- `-1000 <= a, b <= 1000`

class Solution {
public:
    int getSum(int a, int b) {
        if(b==0)
            return a;
        else
            return getSum(a^b,(a&b)<<1);
    }
};

| Algorithm        | Time Complexity | Space Complexity |
| ---------------- | --------------- | ---------------- |
| Bit Manipulation | O(1)            | O(1)             |

- How can we add two numbers in binary form?
- To add two bits we can use XOR operation.
- This will handle the case where there is no carry being generated

  - Example: 2+1
  - 2 -> 10
  - 1 -> 01
  - 2^1 -> 11

- To handle the carry we can use AND operation.
  - Example: 3+2
  - 3-> 011
  - 2-> 010
  - 3^2 = 001 here carry goes missing hence we need to use and operator and shift it by 1
  - (3&2)<<1 = 100
  - so 3+2 = (3&2)<<1 ^ 3^2 = 100 ^ 001 = 101 = 5

We need to do this until there is no carry left.

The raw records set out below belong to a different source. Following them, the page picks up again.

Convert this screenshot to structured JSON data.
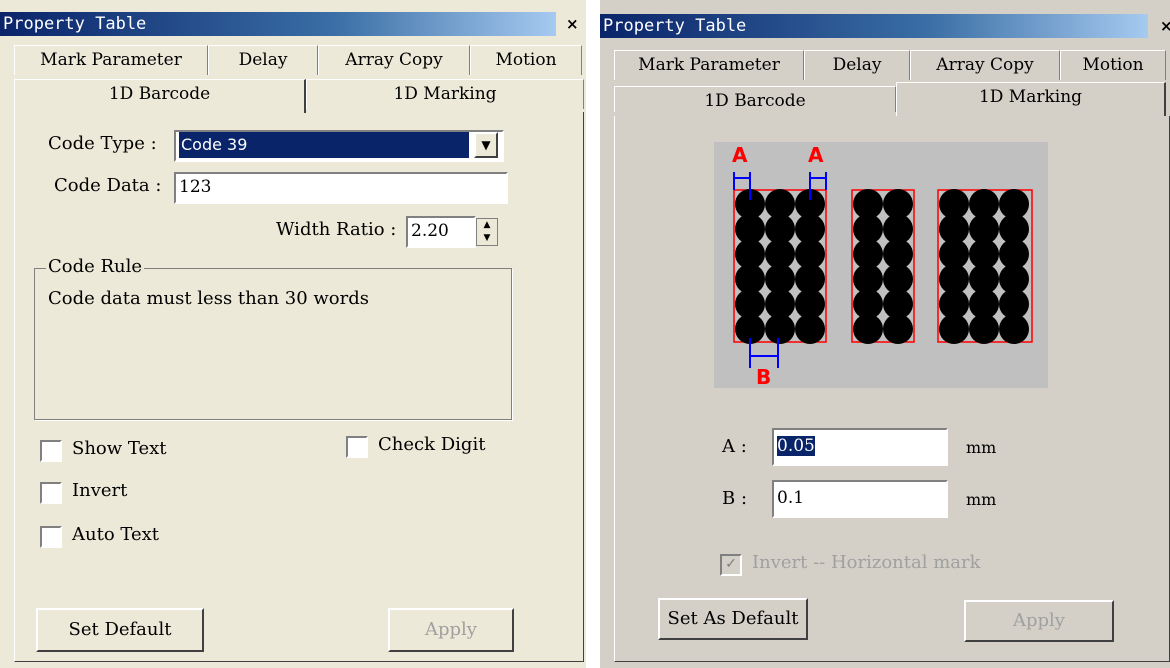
{
  "left": {
    "title": "Property Table",
    "close": "×",
    "tabs_row1": [
      "Mark Parameter",
      "Delay",
      "Array Copy",
      "Motion"
    ],
    "tabs_row2": [
      "1D Barcode",
      "1D Marking"
    ],
    "active_tab": "1D Barcode",
    "code_type_label": "Code Type :",
    "code_type_value": "Code 39",
    "code_data_label": "Code Data :",
    "code_data_value": "123",
    "width_ratio_label": "Width Ratio :",
    "width_ratio_value": "2.20",
    "code_rule_title": "Code Rule",
    "code_rule_text": "Code data must less than 30 words",
    "checkboxes": {
      "show_text": "Show Text",
      "check_digit": "Check Digit",
      "invert": "Invert",
      "auto_text": "Auto Text"
    },
    "set_default": "Set Default",
    "apply": "Apply"
  },
  "right": {
    "title": "Property Table",
    "close": "×",
    "tabs_row1": [
      "Mark Parameter",
      "Delay",
      "Array Copy",
      "Motion"
    ],
    "tabs_row2": [
      "1D Barcode",
      "1D Marking"
    ],
    "active_tab": "1D Marking",
    "diagram_labels": {
      "a": "A",
      "b": "B"
    },
    "a_label": "A :",
    "a_value": "0.05",
    "b_label": "B :",
    "b_value": "0.1",
    "unit": "mm",
    "invert_label": "Invert -- Horizontal mark",
    "invert_checked": true,
    "set_as_default": "Set As Default",
    "apply": "Apply"
  }
}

- If `b` is 0 then return `a`
- Else return the sum of `a^b` and `(a&b)<<1`

class Solution {
    public int getSum(int a, int b) {
        int ans=0;
        int carry=0;
        while(b!=0){
            ans = a^b;
            carry = (a&b)<<1;
            a=ans;
            b=carry;
        }
        return a;
    }
}